I partiti che sostengono l’Esecutivo e Vox hanno votato contro la proposta del PSOE, che propendeva per l’acquisizione del terreno “per la cittadinanza”, definendola “populista” e un “pericoloso precedente”.
Il Parlamento delle Canarie ha respinto ieri, con i voti dei gruppi del quadripartito (CC, PP, ASG e AHI) e dell’estrema destra di Vox, una Proposizione Non di Legge del PSOE che chiedeva al Governo delle Canarie di portare a termine il processo iniziato dal governo precedente per l’acquisto del terreno a La Tejita, a Granadilla de Abona, dove si sta costruendo un hotel con l’obiettivo di bloccare i lavori e ampliare la conservazione ambientale e paesaggistica della Riserva Naturale Speciale di Montaña Roja.
La deputata Patricia Hernández ha affermato che è il momento di “smetterla di tirare a campare” e decidere “se si vuole o no fermare i lavori e far recuperare quel spazio alla cittadinanza”. Ha aggiunto che questa misura comporterebbe la sospensione dei lavori come richiesto da gran parte dei cittadini e ha ricordato che i negoziati per l’acquisto del terreno sono iniziati nel 2022 con i crediti di bilancio corrispondenti.
Patricia Hernández ha accusato CC di voler trasformare questa questione in un “dibattito di responsabilità partitica” e in un “arma lanciata”, e ha accusato il presidente del governo di mentire, affermando che le licenze per la costruzione dell’hotel erano state concesse dal PSOE: “Il signor Clavijo ha mentito, o il suo consulente, il signor Regalado (ex sindaco di CC dal 2017 al 2023), non lo ha consigliato bene e non gli ha detto che le due licenze dell’amministrazione comunale glieli ha date lui”.
Il deputato Miguel Martín Fumero (CC) ha respinto la PNL come “opportunistica e totalmente populista”, aggiungendo che ciò che è toccato alla sindaca di Granadilla, Jennifer Miranda, è “pagare l’Imposta di Successione con interessi che ha lasciato il Partito Socialista e il suo sindaco Jaime González Cejas”, mentre la deputata popolare Jennifer Curbelo ha criticato il fatto che il PSOE presenti una proposta per l’acquisizione dei terreni de La Tejita mentre sostiene, “a 30 chilometri di distanza”, la costruzione di un hotel a La Caleta di Adeje.
Il portavoce del Gruppo Misto, Raúl Acosta (AHI), ha affermato che, prima di acquisire i terreni dove si sta costruendo l’hotel, bisognerebbe esplorare “seriamente” la possibilità di ricorrere ad altre vie, “non solo per una questione di etica, ma anche di estetica e legale”.
Inoltre, ha avvertito del “pericoloso” precedente che potrebbe stabilirsi con questo acquisto, perché “stiamo invitando altre amministrazioni a ripensare ciò che, in passato, hanno concesso o autorizzato con i soldi di tutti”.

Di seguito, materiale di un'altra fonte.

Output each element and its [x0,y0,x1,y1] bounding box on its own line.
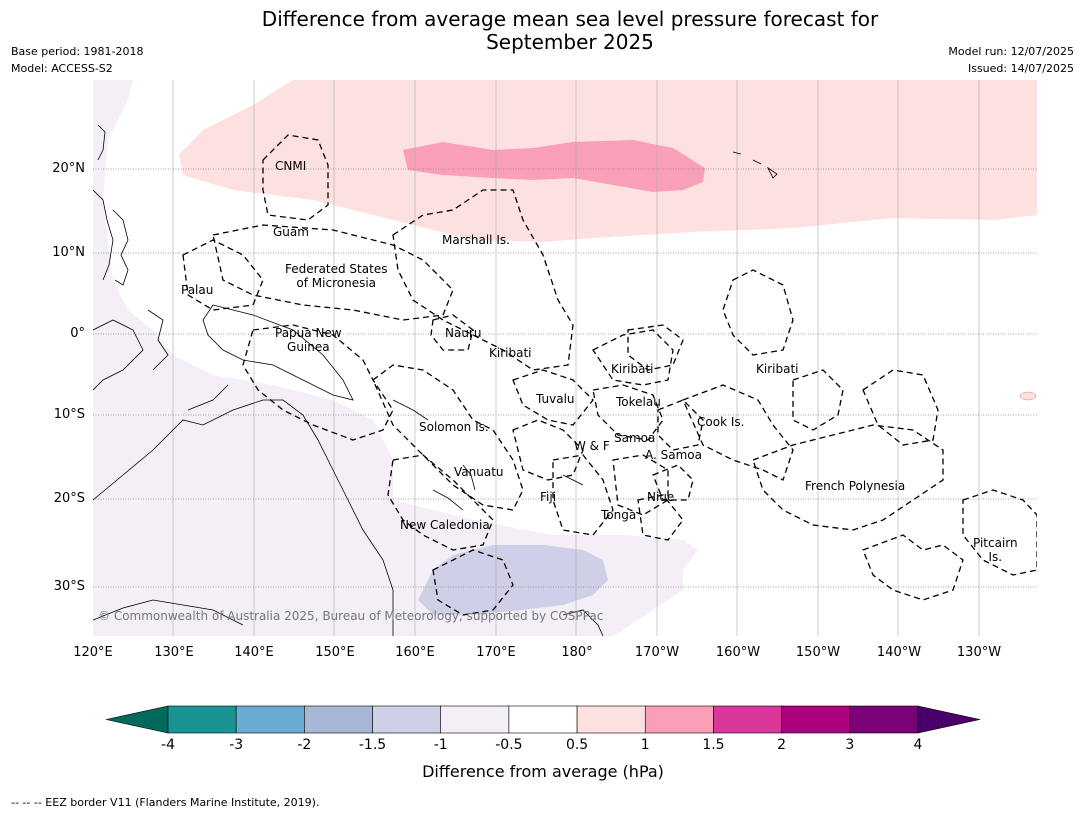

Nello stesso contesto, Jesús Ramos Chinea, dell’Agrupación Socialista Gomera (ASG), ha affermato che, se gli errori urbanistici commessi nella Comunità autonoma fossero pagati con denaro pubblico, non ci sarebbe bilancio per pagare “tanti errori del passato”. Per questo, ritiene che si debba esaurire la via del dialogo, sedendo le amministrazioni coinvolte e i promotori interessati per raggiungere un accordo.
Il portavoce di Vox, Nicasio Galván, ha insistito sul fatto che, se ci sono licenze e i promotori hanno tutti i permessi necessari per costruire un hotel a La Tejita, questa questione “è finita”, e ha avvertito che fare diversamente significherebbe creare un problema di sicurezza giuridica e “allontanare” l’azienda privata.
Per il Gruppo di Nuova Canarie-Blocco Canarista, Natalia Santana ha sostenuto la PNL del Partito Socialista ricordando che, durante il governo precedente, sono già state condotte trattative con l’intenzione di acquistare questa infrastruttura per un importo di 25 milioni di euro.
Inoltre, ha difeso il fatto che, sia l’occupazione del demanio marittimo-terrestre dell’hotel che il fatto di trovarsi in uno spazio adiacente a un’area protetta, uniti all’allarme sociale generale, giustificano “ampiamente” l’eccezione di dover acquisire questo immobile.